Wis. AG wins cases against contractors

Bryan Cohen Sep. 23, 2011, 10:38am

Van Hollen

MADISON, Wis. (Legal Newsline) - Wisconsin Attorney General J.B. Van Hollen announced judgments against contractors in Janesville and Eagle this week for alleged environmental violations.

Rock County Circuit Court Judge Michael R. Fitzpatrick ordered a judgment against J.P. Cullen & Sons Inc. of Janesville, requiring the company to pay $25,000 in mandatory court costs, forfeitures and surcharges to the county's clerk of court for a series of alleged asbestos violations.

In addition, Eagle Spring Environmental Ltd. and contractor Lee Cresca have been ordered to pay $7,500 in assessments, forfeitures, costs and fees for allegedly filling wetlands illegally and removing material from grading on the banks of a pond without a permit from the Department of Natural Resources.

J.P. Cullen bid on and won a general contract by the city of Janesville to renovate the interior of its public building.
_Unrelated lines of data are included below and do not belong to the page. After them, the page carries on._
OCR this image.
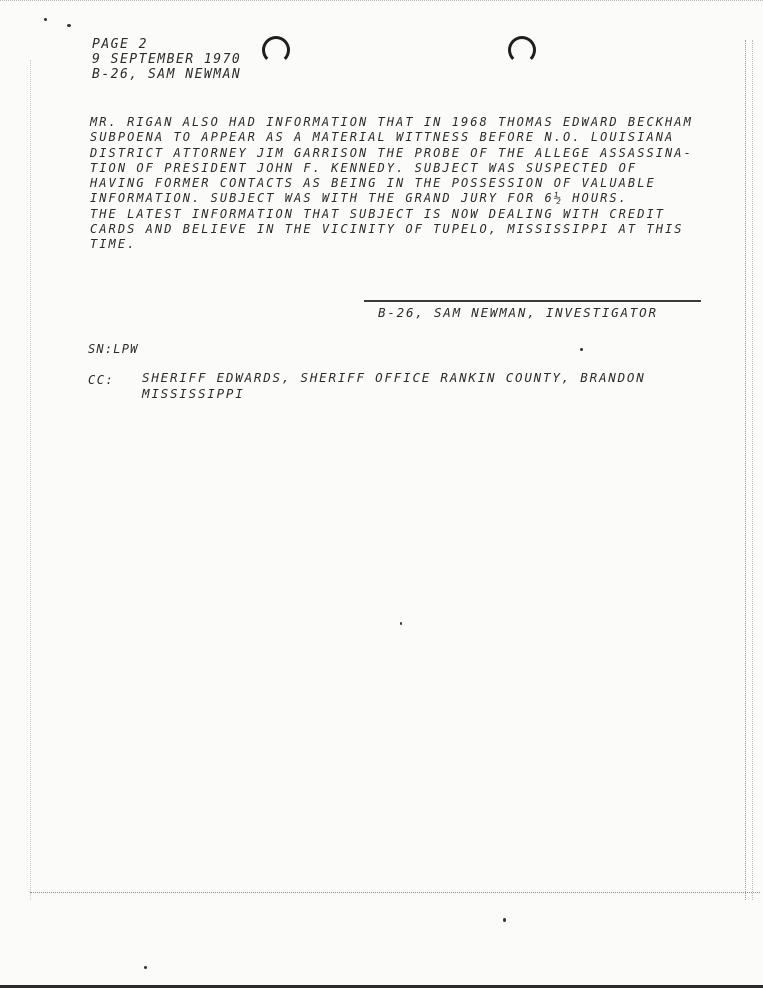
PAGE 2
9 SEPTEMBER 1970
B-26, SAM NEWMAN
MR. RIGAN ALSO HAD INFORMATION THAT IN 1968 THOMAS EDWARD BECKHAM
SUBPOENA TO APPEAR AS A MATERIAL WITTNESS BEFORE N.O. LOUISIANA
DISTRICT ATTORNEY JIM GARRISON THE PROBE OF THE ALLEGE ASSASSINA-
TION OF PRESIDENT JOHN F. KENNEDY. SUBJECT WAS SUSPECTED OF
HAVING FORMER CONTACTS AS BEING IN THE POSSESSION OF VALUABLE
INFORMATION. SUBJECT WAS WITH THE GRAND JURY FOR 6½ HOURS.
THE LATEST INFORMATION THAT SUBJECT IS NOW DEALING WITH CREDIT
CARDS AND BELIEVE IN THE VICINITY OF TUPELO, MISSISSIPPI AT THIS
TIME.
B-26, SAM NEWMAN, INVESTIGATOR
SN:LPW
CC: SHERIFF EDWARDS, SHERIFF OFFICE RANKIN COUNTY, BRANDON
MISSISSIPPI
The city identified in its plans and specifications the presence of asbestos in pipe elbows and mastic but not in ceiling materials. J.P. Cullen allegedly did not inspect the ceiling for asbestos.

During the 2005 renovation, J.P. Cullen employees demolished a plaster ceiling on the first floor of the municipal building, which was later found to contain asbestos. The complaint alleges the demolition of these ceilings violated state law because it was not thoroughly inspected prior to demolition and because the company failed to notify the Department of Natural Resources at least 10 days prior to commencing its renovation activity. In addition, the company allegedly did not follow various required asbestos handling procedures and supervision requirements. When the asbestos debris was discovered, renovation stopped and the site was properly abated.
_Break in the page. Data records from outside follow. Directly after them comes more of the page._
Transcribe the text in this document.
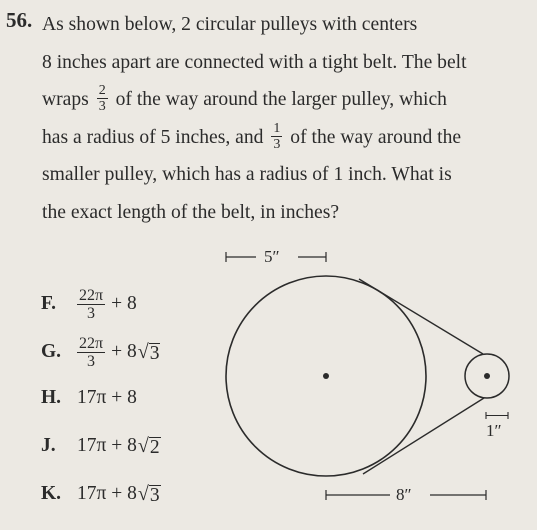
56. As shown below, 2 circular pulleys with centers
8 inches apart are connected with a tight belt. The belt
wraps $\frac{2}{3}$ of the way around the larger pulley, which
has a radius of 5 inches, and $\frac{1}{3}$ of the way around the
smaller pulley, which has a radius of 1 inch. What is
the exact length of the belt, in inches?
F.	$\frac{22\pi}{3} + 8$
G. $\frac{22\pi}{3} + 8$ √ 3
H. 17π + 8
J.	17π + 8 √ 2
K. 17π + 8 √ 3
5″
1″
8″
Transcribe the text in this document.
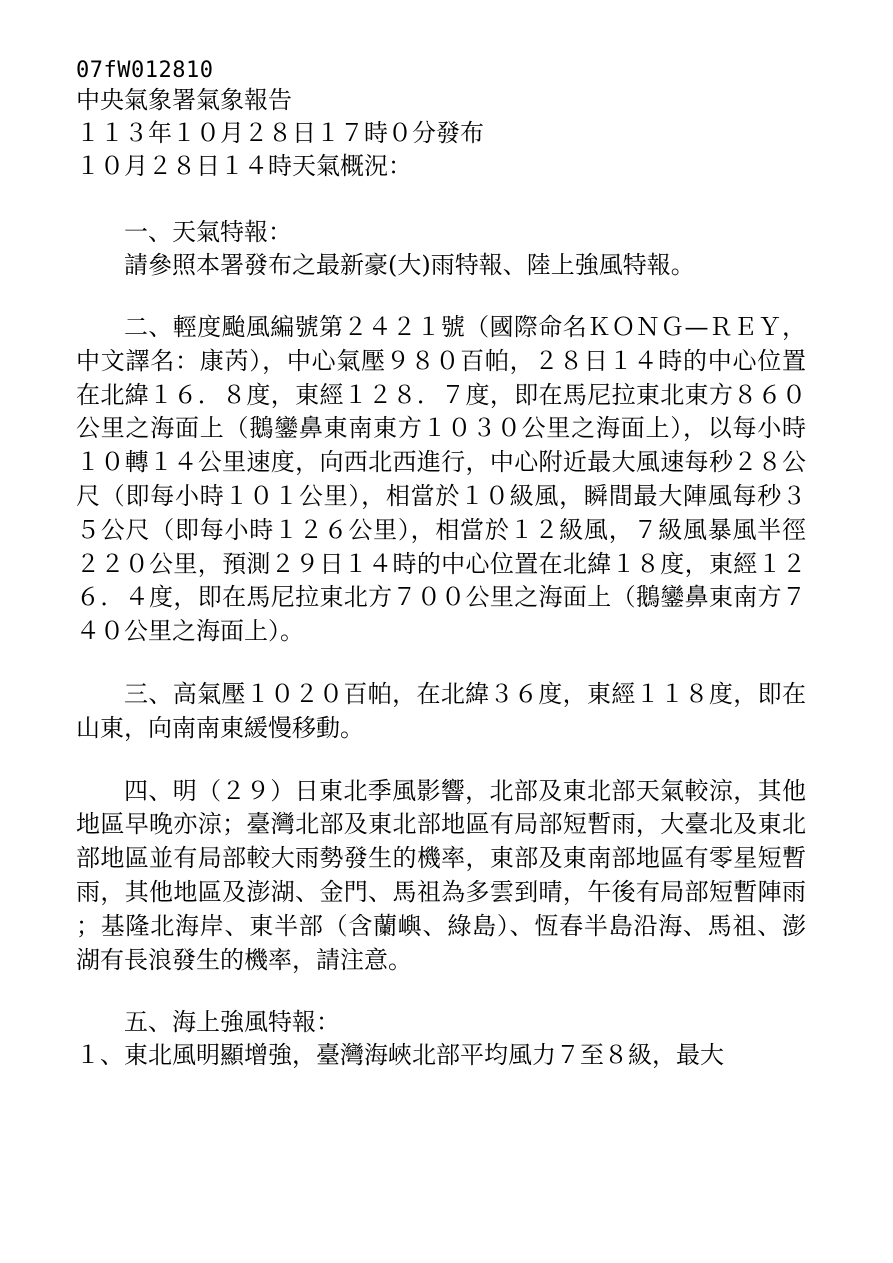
07fW012810
中央氣象署氣象報告
１１３年１０月２８日１７時０分發布
１０月２８日１４時天氣概況：
一、天氣特報：
請參照本署發布之最新豪(大)雨特報、陸上強風特報。
二、輕度颱風編號第２４２１號（國際命名ＫＯＮＧ—ＲＥＹ，中文譯名：康芮），中心氣壓９８０百帕，２８日１４時的中心位置在北緯１６．８度，東經１２８．７度，即在馬尼拉東北東方８６０公里之海面上（鵝鑾鼻東南東方１０３０公里之海面上），以每小時１０轉１４公里速度，向西北西進行，中心附近最大風速每秒２８公尺（即每小時１０１公里），相當於１０級風，瞬間最大陣風每秒３５公尺（即每小時１２６公里），相當於１２級風，７級風暴風半徑２２０公里，預測２９日１４時的中心位置在北緯１８度，東經１２６．４度，即在馬尼拉東北方７００公里之海面上（鵝鑾鼻東南方７４０公里之海面上）。
三、高氣壓１０２０百帕，在北緯３６度，東經１１８度，即在山東，向南南東緩慢移動。
四、明（２９）日東北季風影響，北部及東北部天氣較涼，其他地區早晚亦涼；臺灣北部及東北部地區有局部短暫雨，大臺北及東北部地區並有局部較大雨勢發生的機率，東部及東南部地區有零星短暫雨，其他地區及澎湖、金門、馬祖為多雲到晴，午後有局部短暫陣雨；基隆北海岸、東半部（含蘭嶼、綠島）、恆春半島沿海、馬祖、澎湖有長浪發生的機率，請注意。
五、海上強風特報：
１、東北風明顯增強，臺灣海峽北部平均風力７至８級，最大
According to the other complaint, Cresca and Eagle Spring Environmental began work on a New Berlin construction project to deepen an artificial navigable pond that is connected to a navigable tributary of Poplar Creek by grading and dredging the pond's banks and outlet. The company began the work as a contractor retained by the property owner and allegedly removed material from the pond, discharged sediment into nearby wetlands and disturbed .83 acres of land on the banks of the pond and its outlet stream without first obtaining a water quality certification or permit for the work.

"Wisconsin law requires that contractors obtain and follow permits designed to prevent pollution and to protect public rights in the state's wetlands and navigable waters," Van Hollen said. "The Wisconsin Department of Justice will continue to work with the DNR to ensure that Wisconsin's water resources are safeguarded through compliance with the law."

This is the state's sixth prosecution against Cresca and/or Eagle Spring Environmental since 2005 pertaining to illegal waterway and wetland disturbance activities. In addition to paying a $7,500 judgment, Cresca and Eagle Spring Environmental are also required to pay $38,426.22 in outstanding judgments in the other five cases.